My God, my God, why have you forsaken me? Why are you so far from saving me, from the words of my groaning? O my God, I cry by day, but you do not answer, and by night, but I find no rest. Yet you are holy, enthroned on the praises of Israel.In you our fathers trusted; they trusted, and you delivered them. To you they cried and were rescued; in you they trusted and were not put to shame. Psalm 22:1-5
We live in a sensual generation in a sensual society. This is true not just for the hedonistic, “If it feels good, do it,” crowd. It is a logical result of a materialistic world and life view. If there is no God, no truth, only the material world we live in, we will certainly tend to be more strongly influenced our five senses and the tangible, material things that they can see, feel, hear, smell and taste. And following on this, we will be more strongly influenced by feelings and emotions than by abstract philosophical concepts like truth or justice or love or beauty. Feelings and emotions are not concrete, either , but they just happen to us without our conscious effort, and so in that sense they seem more real to the contemporary mind.

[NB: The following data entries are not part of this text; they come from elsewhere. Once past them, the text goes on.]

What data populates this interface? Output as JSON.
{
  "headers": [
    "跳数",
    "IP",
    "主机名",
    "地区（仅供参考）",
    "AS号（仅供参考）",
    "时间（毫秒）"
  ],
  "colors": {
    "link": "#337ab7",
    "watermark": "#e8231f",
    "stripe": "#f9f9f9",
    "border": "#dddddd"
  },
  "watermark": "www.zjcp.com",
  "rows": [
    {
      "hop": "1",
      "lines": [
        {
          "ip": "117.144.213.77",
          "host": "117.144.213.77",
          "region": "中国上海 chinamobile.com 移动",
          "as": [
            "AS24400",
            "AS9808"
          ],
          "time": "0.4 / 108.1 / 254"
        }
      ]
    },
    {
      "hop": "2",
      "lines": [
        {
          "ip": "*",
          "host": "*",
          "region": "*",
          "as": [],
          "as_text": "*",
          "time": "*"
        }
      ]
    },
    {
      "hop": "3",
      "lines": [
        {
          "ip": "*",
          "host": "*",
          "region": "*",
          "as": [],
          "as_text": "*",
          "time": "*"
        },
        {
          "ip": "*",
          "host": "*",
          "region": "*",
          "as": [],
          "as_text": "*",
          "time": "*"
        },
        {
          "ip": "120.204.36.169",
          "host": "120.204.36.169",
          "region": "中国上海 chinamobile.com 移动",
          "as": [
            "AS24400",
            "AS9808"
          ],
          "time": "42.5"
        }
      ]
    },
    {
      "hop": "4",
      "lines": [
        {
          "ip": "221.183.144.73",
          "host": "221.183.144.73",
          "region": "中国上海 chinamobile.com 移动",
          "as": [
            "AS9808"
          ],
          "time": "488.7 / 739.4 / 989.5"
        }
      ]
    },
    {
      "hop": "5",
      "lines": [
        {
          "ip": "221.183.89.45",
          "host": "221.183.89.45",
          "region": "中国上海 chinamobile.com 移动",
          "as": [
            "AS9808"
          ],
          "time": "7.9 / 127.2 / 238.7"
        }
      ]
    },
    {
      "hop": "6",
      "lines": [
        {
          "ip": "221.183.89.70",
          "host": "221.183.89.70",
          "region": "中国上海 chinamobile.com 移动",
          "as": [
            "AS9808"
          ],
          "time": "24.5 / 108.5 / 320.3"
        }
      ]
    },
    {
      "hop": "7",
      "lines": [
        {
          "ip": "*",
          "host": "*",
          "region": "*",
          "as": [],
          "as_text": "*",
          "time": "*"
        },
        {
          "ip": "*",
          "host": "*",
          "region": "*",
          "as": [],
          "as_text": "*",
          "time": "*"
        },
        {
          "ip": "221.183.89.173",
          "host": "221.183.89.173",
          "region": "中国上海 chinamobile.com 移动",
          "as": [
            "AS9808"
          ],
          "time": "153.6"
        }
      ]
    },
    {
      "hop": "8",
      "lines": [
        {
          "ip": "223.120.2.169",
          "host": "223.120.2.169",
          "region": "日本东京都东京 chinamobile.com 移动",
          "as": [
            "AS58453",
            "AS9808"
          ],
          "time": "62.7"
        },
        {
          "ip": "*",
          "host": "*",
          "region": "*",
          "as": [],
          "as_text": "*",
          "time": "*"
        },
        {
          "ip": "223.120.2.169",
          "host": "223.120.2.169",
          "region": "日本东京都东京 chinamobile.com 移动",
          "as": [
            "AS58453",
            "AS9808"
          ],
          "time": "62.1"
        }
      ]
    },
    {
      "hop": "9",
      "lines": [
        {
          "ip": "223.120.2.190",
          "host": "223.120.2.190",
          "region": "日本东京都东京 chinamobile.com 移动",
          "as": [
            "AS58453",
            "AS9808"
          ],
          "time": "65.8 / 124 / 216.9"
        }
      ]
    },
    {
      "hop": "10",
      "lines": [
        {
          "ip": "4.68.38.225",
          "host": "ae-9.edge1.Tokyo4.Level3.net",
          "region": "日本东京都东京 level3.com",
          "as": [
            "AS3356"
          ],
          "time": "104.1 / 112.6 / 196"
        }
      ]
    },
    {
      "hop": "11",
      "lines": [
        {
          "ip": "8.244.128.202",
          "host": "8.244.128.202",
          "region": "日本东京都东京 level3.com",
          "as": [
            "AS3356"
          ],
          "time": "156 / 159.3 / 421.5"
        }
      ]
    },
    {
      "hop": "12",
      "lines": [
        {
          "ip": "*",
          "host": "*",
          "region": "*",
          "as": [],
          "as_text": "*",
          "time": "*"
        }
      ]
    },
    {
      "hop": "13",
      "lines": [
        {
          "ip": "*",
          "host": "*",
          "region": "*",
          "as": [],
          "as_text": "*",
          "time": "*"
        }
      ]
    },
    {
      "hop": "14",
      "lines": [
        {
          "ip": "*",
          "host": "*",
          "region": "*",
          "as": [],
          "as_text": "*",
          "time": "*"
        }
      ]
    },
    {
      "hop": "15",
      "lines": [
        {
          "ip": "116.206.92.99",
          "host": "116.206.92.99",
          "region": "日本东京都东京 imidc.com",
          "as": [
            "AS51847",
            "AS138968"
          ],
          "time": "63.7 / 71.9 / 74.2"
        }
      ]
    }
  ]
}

This, however, is not the Biblical world and life view. Scripture calls us to believe and act one way, even if we might feel something altogether different. This is because of the reality of sin in the world, and the fact that our feelings are corrupt and cannot be trusted. It is also true because God is working out a plan larger than our senses can perceive. We might feel miserable in the moment, forsaken and forgotten, even by God. And our circumstances might even justify such feelings. David penned these words a thousand years before Christ, but he was never, truly forsaken by the Lord. Jesus Christ uttered the words of Psalm 22 while he hung, dying, on the cross. And as He bore the weight of all the sins of His people, past, present and future, as He faced the wrath of God as punishment for those sins, as He experienced the separation, the alienation from God that was the result, He was forsaken and suffered the true agony of separation from God that is hell.
But Christ still took the larger view and calls us to do the same. Forsaken in the moment, He remembered God’s holiness, faithfulness, mercy and salvation. Alienation is the result of sin, and as Christ paid the price for sin, His fellowship with the Father was restored. We may feel separation from God, too, but that price has been paid and our reconciliation is accomplished. We need to look to God’s faithfulness in saving His people the past, rather than dwelling on our pain in the present. We need to look at God’s holiness and see that it caused Him to make an end of sin, rather than tolerate it. We can trust in God, as did the Old Testament saints, and they were delivered. We can cry out to Him, and we will be rescued. Pain and suffering and sorrow are real, but so is the salvation that comes from God in Christ Jesus.